So I went down to Laurel Street and found one of those barber shops that has the candy-cane striped post out front. A bell hanging on the inside of the door clanged as I opened it and walked inside. There were three old men sitting there and I did a quick unsuccesful scan over them to figure out which one was the barber. They were a pretty funny lot. The first guy (who turned out to be the barber) was slouched in a junky and faded LazyBoy recliner. He was probably about 65 or 70 years old and had a New York accent. He was really tan and his hair was all greasy and slicked back, and he had on a gold watch. He sat me down and put one of those bibs around me and started doing whatever it is barbers do before they start cutting your hair. He didn't really add much to the conversation except ask me where i went to school and how old was I and point out that kids were getting so you couldn't tell their ages anymore and stuff like that. It was really the other two guys who were doing all the talking. Luckily I was seated facing them which gave me a lot of time to stare without it seeming rude, on account of the fact that I couldn't really move my head at all since the Brooklyn guy was busy cutting my hair. The first guy had on a Forty-Niners polo shirt and a brown net cap that said, World War II, Troop 5 2 7 6, Pacific Islands" or something like that.

The other guy was a bit more amusing. He had on yellow aviator glasses and a bright blue, one-peice aviator flight suit with some sort of airforce stripes on the shoulders. He had a pretty big gut which was practically busting through his one-peice aviator suit. But the kicker was that all the while he was stroking this bewildered miniture chiwawa dog he had clenched against his chest. I'm not kidding!

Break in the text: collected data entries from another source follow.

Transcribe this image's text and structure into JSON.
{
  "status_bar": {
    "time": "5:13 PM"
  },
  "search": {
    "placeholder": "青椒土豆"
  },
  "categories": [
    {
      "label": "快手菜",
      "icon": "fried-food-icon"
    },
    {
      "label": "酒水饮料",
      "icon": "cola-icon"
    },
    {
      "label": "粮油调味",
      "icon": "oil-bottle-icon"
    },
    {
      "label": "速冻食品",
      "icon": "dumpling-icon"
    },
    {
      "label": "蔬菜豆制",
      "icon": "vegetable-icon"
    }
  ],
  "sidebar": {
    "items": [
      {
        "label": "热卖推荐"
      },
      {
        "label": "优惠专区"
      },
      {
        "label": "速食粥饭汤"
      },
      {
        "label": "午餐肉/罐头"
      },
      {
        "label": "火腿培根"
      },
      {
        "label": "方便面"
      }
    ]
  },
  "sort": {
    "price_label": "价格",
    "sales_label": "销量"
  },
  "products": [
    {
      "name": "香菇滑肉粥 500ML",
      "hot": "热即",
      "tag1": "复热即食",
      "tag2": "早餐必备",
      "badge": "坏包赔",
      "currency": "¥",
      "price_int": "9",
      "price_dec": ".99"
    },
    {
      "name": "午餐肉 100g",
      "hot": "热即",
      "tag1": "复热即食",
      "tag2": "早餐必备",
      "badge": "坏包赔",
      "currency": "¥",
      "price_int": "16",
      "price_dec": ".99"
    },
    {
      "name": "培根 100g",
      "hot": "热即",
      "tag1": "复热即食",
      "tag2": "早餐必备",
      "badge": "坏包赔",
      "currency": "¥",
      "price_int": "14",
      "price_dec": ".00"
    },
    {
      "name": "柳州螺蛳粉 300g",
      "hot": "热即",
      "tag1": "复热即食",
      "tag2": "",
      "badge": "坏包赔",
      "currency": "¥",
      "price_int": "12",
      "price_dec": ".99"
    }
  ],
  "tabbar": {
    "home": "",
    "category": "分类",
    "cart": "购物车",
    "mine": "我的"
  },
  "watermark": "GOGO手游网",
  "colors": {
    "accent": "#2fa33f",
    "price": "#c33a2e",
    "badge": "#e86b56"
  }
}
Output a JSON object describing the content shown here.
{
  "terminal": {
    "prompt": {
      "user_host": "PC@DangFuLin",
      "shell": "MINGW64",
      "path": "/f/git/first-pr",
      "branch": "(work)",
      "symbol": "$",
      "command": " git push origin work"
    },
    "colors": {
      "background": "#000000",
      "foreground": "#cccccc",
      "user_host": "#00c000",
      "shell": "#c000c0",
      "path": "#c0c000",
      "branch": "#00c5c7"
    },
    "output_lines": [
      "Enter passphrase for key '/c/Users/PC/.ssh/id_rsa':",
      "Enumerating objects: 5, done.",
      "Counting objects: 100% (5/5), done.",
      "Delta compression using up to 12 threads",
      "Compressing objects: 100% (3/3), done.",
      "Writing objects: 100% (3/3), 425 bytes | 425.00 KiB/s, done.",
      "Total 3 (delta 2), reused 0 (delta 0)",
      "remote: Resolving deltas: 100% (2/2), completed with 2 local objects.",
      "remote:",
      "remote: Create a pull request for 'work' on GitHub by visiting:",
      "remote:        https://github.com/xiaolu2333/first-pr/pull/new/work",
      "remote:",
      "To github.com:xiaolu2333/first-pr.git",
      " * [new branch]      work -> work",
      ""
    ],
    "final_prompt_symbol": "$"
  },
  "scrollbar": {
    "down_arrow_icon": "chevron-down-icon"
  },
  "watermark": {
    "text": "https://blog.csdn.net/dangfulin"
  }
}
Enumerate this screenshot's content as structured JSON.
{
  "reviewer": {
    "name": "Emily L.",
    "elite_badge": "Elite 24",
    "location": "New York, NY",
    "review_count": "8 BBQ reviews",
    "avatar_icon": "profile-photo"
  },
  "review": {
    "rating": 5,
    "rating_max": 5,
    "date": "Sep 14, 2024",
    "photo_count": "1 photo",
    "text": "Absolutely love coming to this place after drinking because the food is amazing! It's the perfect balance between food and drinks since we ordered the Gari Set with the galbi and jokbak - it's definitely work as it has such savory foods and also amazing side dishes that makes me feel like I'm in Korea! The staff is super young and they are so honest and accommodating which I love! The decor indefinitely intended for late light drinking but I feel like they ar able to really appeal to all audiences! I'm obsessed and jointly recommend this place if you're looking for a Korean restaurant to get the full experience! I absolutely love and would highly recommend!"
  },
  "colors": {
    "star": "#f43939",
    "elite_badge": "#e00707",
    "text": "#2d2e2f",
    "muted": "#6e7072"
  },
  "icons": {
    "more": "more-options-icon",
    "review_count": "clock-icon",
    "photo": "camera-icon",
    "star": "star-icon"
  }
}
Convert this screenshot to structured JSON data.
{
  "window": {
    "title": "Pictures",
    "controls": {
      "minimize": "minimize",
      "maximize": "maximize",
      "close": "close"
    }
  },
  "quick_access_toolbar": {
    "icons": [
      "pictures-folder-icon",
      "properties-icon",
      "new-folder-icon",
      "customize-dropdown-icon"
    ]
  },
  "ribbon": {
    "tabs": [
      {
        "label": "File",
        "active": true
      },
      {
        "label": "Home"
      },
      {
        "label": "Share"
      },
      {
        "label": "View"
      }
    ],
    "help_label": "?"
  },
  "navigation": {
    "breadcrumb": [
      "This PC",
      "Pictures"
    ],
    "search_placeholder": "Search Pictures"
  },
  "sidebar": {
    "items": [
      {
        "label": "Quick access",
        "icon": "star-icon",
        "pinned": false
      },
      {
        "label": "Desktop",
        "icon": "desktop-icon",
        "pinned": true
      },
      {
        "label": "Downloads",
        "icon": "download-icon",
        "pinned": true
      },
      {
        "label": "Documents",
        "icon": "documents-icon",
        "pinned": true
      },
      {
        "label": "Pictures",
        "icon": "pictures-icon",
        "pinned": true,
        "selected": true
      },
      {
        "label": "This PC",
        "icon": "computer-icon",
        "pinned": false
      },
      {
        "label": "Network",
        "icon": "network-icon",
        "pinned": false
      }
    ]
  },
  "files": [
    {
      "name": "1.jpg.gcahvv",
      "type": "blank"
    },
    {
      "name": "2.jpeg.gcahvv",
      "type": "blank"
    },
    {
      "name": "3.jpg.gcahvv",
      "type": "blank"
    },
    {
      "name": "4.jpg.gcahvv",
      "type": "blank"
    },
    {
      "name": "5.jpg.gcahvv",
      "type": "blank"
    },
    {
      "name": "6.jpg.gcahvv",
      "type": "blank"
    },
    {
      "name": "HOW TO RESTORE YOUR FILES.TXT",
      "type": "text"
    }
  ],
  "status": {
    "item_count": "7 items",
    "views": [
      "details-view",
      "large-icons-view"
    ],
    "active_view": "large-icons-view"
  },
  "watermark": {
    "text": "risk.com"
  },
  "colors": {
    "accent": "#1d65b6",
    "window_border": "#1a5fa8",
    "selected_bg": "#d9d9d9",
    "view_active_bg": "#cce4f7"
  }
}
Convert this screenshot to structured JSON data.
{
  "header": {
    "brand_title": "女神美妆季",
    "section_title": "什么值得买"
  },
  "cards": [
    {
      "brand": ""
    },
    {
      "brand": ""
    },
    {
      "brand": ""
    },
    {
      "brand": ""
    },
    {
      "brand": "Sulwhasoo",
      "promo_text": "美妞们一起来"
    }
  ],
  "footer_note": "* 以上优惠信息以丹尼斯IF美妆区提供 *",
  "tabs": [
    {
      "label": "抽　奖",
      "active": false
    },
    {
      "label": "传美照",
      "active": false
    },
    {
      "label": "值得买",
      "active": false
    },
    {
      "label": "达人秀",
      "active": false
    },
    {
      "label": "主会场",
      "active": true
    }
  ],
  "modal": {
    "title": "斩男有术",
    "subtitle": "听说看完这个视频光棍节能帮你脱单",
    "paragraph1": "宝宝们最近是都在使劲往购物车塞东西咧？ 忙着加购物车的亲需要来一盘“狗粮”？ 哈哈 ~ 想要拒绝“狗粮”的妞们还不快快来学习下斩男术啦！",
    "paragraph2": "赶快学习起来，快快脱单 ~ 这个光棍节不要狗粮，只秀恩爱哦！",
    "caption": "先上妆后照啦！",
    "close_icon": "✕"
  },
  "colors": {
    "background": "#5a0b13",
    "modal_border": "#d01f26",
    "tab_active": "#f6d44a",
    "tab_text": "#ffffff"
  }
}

He really liked to say things like, "You remember those GODDAMMED rations they used to give us..." and "You know I never got one of those GODDAMMED Eisenhower Uniforms?" He really liked to use the word "Goddammed." It was just the word that he stuck in when he couldn't remember the name of something, which was practically the case everytime he said anything.

I didn't really follow much what they were talking about on account of them having pretty thick midwest accents, although I could tell that it was always something about the War or military service, or about how So-and-So's coffee shop had finally closed which meant that they were going to have to find a new place to meet every morning, and stuff like that.

The walls were plastered with black and white pictures of skinny, white, boxers from the thirties, and pictures of the forty-niners from 1948. He also had a signed picture of Joe Montana that must have been some sort of a prized posession to him because it was all framed and hanging centered and stuff like that.

Anyways, I was pretty happy with the haircut. Which doesn't say much on account of me not being much interested in hair as long as i don't have too much of it. I promised that I would do well in school and other meaningless stuff that old people like to hear you say, and I strolled back onto Laurel street.